Clofarabine in the treatment of myelodysplastic syndromes | Aplastic Anemia & MDS International Foundation

Clofarabine in the treatment of myelodysplastic syndromes

PubMed Abstract: 
Original Publication Date: 
Thursday, February 27, 2014

Clofarabine is a potential treatment option for patients with myelodysplastic syndromes (MDS) and is well tolerated in an older patient population.  It was previously approved in 2004 for children with acute lymphocytic leukemia (ALL) who failed at least two prior treatment regimens.  It acts as an inhibitor of DNA synthesis and can reduce the percentage of leukemic blasts in adult patients with MDS and acute myeloid leukemia (AML).  Early research studies identified 40 mg/m2 daily for 5 days per course as the standard dosing regimen.

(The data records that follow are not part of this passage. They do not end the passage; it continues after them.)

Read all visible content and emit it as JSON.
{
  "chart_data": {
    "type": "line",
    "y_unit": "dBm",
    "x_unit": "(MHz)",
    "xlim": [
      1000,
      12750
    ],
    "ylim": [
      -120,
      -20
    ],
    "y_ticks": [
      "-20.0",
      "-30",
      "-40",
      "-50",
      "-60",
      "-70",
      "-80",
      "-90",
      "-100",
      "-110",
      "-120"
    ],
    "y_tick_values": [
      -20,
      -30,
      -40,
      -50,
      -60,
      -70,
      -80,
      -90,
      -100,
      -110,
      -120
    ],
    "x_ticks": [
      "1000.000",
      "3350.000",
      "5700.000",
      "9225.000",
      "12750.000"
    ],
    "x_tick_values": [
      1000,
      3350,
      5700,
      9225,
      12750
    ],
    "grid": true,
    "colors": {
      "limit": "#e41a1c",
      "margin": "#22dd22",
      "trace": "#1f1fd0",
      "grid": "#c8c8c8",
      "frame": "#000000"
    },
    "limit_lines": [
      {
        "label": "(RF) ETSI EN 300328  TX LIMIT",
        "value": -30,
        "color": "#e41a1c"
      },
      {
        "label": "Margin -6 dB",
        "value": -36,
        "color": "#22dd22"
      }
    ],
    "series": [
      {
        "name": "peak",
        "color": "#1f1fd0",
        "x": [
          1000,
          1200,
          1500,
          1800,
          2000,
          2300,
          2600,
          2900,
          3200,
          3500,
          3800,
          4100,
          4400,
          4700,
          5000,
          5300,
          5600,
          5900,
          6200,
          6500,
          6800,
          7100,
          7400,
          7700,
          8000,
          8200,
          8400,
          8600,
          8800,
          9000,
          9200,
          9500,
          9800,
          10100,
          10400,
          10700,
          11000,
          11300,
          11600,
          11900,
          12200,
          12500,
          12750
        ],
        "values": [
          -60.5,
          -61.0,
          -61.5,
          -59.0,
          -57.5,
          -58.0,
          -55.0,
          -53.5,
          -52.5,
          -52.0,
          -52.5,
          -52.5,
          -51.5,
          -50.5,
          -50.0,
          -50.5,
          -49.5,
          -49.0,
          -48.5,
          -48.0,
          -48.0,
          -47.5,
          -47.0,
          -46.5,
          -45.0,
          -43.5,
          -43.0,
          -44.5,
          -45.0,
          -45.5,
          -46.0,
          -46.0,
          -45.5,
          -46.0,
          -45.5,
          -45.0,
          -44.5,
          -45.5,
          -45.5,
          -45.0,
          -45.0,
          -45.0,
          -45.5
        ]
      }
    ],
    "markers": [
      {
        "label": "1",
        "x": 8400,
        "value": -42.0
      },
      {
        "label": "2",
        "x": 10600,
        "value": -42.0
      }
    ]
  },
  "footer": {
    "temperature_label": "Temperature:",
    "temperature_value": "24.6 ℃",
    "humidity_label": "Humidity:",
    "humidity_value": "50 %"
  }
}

  • In a study using single-agent clofarabine, there was an overall response rate of 50% among the 6 patients with MDS. 
  • In phase II studies testing the IV and oral forms of clofarabine, a combined overall response rate of 47% was observed in 61 patients with higher-risk MDS.
  • The most frequent side-effects included bone marrow suppression, liver function abnormalities, rash, mucositis, gastrointestinal symptoms, and infection in the setting of febrile neutropenia.
  • Additional studies have demonstrated that oral clofarabine is safe and can be effective; the optimal dose and schedule are still under study.
  • Clofarabine has also been tested in combination with cytarabine (Ara-C) with responses in patients with both MDS and AML. 
  • Low-dose clofarabine may induce responses but with significant toxicity in patients with low-risk MDS who fail standard therapy, such as 5-azacytidine. 
  • Clofarabine has also been tested in combination with low-dose cytarabine in higher-risk MDS patients who have failed standard therapy.  Response rates are promising, but the role of this combination remains unclear. 


  • DNA methyltransferase inhibitors, such as azacitidine and decitabine, are standard of care for patients with MDS who require treatment; however, patients who do not respond or relapse after treatment have few treatment options.
  • Clofarabine alone and in combination with cytarabine (Ara-C) has demonstrated substantial activity against MDS and AML in elderly patients and has a favorable toxicity profile
  • Clofarabine can be used as a bridge to stem cell transplantation in patients with MDS.
  • Additional clinical trials are needed to define which patients derive the most benefit from clofarabine.